Recently I’ve undertaken a new learning project: identifying the trees in the woods around my home. I’ve lived among trees for most of my life and feel a special affinity toward them, but I can’t name most of them. I’ve bought a tree book and am discovering that to identify trees I need to look at them in a whole different way.
Identification depends on observation—close, prolonged, attention to the various parts of the trees. I’m amazed at how many details I’ve missed. Interesting, isn’t it, how you can look at something for years and yet fail to see so much that matters. Might this be true of our teaching? It’s such an ever-present part of us. Do we live it and never see much of it? With trees, personal involvement doesn’t get in the way. I’m attached to them, but not to any particular tree type. I just want to know what each of them is, whether an eastern red or white cedar. Objectivity makes the identification process easier. Deep investments in our teaching make objectivity elusive.

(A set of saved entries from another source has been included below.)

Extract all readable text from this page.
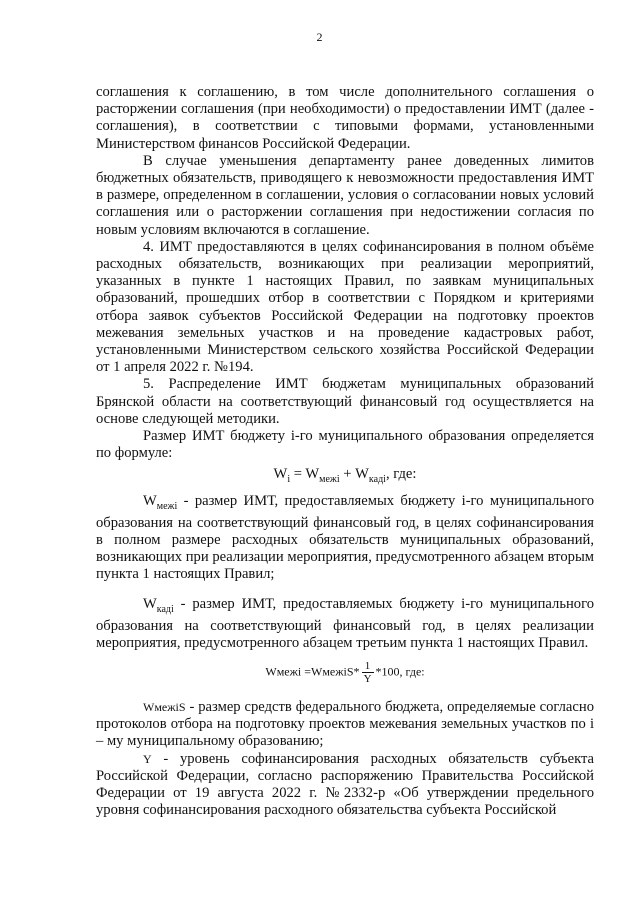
2

соглашения к соглашению, в том числе дополнительного соглашения о расторжении соглашения (при необходимости) о предоставлении ИМТ (далее - соглашения), в соответствии с типовыми формами, установленными Министерством финансов Российской Федерации.

В случае уменьшения департаменту ранее доведенных лимитов бюджетных обязательств, приводящего к невозможности предоставления ИМТ в размере, определенном в соглашении, условия о согласовании новых условий соглашения или о расторжении соглашения при недостижении согласия по новым условиям включаются в соглашение.

4. ИМТ предоставляются в целях софинансирования в полном объёме расходных обязательств, возникающих при реализации мероприятий, указанных в пункте 1 настоящих Правил, по заявкам муниципальных образований, прошедших отбор в соответствии с Порядком и критериями отбора заявок субъектов Российской Федерации на подготовку проектов межевания земельных участков и на проведение кадастровых работ, установленными Министерством сельского хозяйства Российской Федерации от 1 апреля 2022 г. №194.

5. Распределение ИМТ бюджетам муниципальных образований Брянской области на соответствующий финансовый год осуществляется на основе следующей методики.

Размер ИМТ бюджету i-го муниципального образования определяется по формуле:

$W_i = W_{межі} + W_{кадi}$, где:

$W_{межі}$ - размер ИМТ, предоставляемых бюджету i-го муниципального образования на соответствующий финансовый год, в целях софинансирования в полном размере расходных обязательств муниципальных образований, возникающих при реализации мероприятия, предусмотренного абзацем вторым пункта 1 настоящих Правил;

$W_{кадi}$ - размер ИМТ, предоставляемых бюджету i-го муниципального образования на соответствующий финансовый год, в целях реализации мероприятия, предусмотренного абзацем третьим пункта 1 настоящих Правил.

Wмежі =WмежіS* $\frac{1}{Y} *100$, где:

WмежіS - размер средств федерального бюджета, определяемые согласно протоколов отбора на подготовку проектов межевания земельных участков по i – му муниципальному образованию;

Y - уровень софинансирования расходных обязательств субъекта Российской Федерации, согласно распоряжению Правительства Российской Федерации от 19 августа 2022 г. №2332-р «Об утверждении предельного уровня софинансирования расходного обязательства субъекта Российской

Careful, thoughtful observation of one’s teaching has implications when it comes to implementing changes. I worked with many faculty who’d decide to make a change without having correctly identified what they needed to change. For example, you want to increase student participation, and you decide to do that by asking more questions. Do you know how many you currently ask? Do you ask and no one answers? What do you do then? What expressions cross your face? Do you rephrase the question? Is it a rephrasing or what sounds to students like a different question? Changes unrelated to the problem generally fail to achieve the desired result, and that erodes commitment to the change process. Seeing the details deepens my understanding of trees. Observation does the same for teaching.

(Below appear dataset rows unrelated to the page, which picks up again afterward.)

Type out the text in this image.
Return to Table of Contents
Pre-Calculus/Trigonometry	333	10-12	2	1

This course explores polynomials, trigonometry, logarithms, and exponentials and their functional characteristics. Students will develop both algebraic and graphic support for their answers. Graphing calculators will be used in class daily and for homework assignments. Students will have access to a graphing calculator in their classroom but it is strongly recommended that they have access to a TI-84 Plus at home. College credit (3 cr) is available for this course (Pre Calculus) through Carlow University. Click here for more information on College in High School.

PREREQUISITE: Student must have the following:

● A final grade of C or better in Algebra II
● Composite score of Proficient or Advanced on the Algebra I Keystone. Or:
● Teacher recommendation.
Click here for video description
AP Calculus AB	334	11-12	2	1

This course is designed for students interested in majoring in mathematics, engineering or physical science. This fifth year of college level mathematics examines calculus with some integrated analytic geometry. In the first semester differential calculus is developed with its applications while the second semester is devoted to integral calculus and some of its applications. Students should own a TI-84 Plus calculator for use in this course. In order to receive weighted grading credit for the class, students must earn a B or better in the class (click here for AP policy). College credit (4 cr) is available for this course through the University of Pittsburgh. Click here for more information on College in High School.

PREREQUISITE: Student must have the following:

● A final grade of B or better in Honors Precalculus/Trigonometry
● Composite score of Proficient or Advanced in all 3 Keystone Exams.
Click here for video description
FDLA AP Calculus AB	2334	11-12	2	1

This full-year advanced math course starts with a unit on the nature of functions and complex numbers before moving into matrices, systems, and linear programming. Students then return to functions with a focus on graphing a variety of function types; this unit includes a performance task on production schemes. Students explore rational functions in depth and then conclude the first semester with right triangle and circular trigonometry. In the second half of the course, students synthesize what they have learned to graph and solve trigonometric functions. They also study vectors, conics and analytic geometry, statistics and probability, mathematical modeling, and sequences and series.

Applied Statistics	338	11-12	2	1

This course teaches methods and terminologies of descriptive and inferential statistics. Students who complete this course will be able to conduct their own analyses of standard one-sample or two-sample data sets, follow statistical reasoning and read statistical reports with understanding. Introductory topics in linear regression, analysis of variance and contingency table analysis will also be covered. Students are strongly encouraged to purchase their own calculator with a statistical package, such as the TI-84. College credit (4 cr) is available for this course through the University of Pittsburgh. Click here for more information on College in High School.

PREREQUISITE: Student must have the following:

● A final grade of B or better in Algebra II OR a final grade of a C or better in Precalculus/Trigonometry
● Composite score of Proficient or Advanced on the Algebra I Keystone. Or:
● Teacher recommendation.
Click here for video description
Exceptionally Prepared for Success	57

When I look at trees stand back and look up. I walk around and move in close. I look at the shape of the crown, how the branches grow in relation to the trunk, the color and texture of the bark. If the leaves are out, I check their arrangement on the branch, opposite or alternating. Observation of trees and teaching involves a focus on details. In teaching, gestures, eyes contact, facial expressions, how and when we move enable helps us identify our teaching selves. Despite the challenges associated with self-observation, presentational details merit attention. A repetitious gesture, almost always indicative of nervousness, sometimes attracts more attention than the message.

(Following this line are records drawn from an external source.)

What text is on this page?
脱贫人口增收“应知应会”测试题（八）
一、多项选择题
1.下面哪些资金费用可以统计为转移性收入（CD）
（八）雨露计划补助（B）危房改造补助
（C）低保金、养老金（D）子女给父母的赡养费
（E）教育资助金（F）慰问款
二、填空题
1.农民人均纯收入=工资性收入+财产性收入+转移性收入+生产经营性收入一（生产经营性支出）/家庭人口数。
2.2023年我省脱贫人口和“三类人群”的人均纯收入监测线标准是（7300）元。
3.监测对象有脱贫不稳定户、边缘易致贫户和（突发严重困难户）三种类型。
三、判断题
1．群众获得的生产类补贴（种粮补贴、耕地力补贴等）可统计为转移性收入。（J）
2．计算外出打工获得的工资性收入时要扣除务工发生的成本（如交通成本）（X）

Even so, like trees, teachers are way more than a collection of shared details. I quickly learned that trees are individuals. Some of the differences result from cross breeding, others from age, and still others from location, but the two imposing black walnuts on either side of the driveway look distinctly different. Disciplines, like species, organize faculty into groups, but every teacher is an individual, even though they may teach the same content, use the same strategies, and structure courses with same policies. Shared instructional features combine in way that make every teacher one of a kind.
I carry Trees of Pennsylvania in my pocket as I walk the woods. Most of the time when I stand by a tree and look carefully, I still can’t identify it. I start through the book and come up with some possibilities. I’m struck by how much even fine color photos differ from the real thing. The leap from a two-dimensional photo to a three-dimensional tree alters the perspective. The colors in the picture and on the tree aren’t the same. I don’t know; I’m guessing, not identifying.
I’m reminded of how much of our content students explore in books or other print resources. It feels like learning, but head knowledge rarely functions well in those early attempts to apply it. I’m wishing I’d done a better job of teaching my students the difference between what’s known abstractly and what’s understood actually. I confidently recite the characteristics of a pin cherry to my family. Then I stand in front of an actual wild cherry completely confused as to whether it’s a pin or black cherry. I could pass one kind of test but not the one that really matters.
What I need is a teacher, but not one who tells me the right answer. I need a teacher who lets me know whether my guess is correct and then listens to me talk through the reasons, asking questions that challenge incorrect assumptions or inquiring about what I haven’t noticed. I don’t want someone to identify the trees. I want to do that, but I can see how much a teacher would help.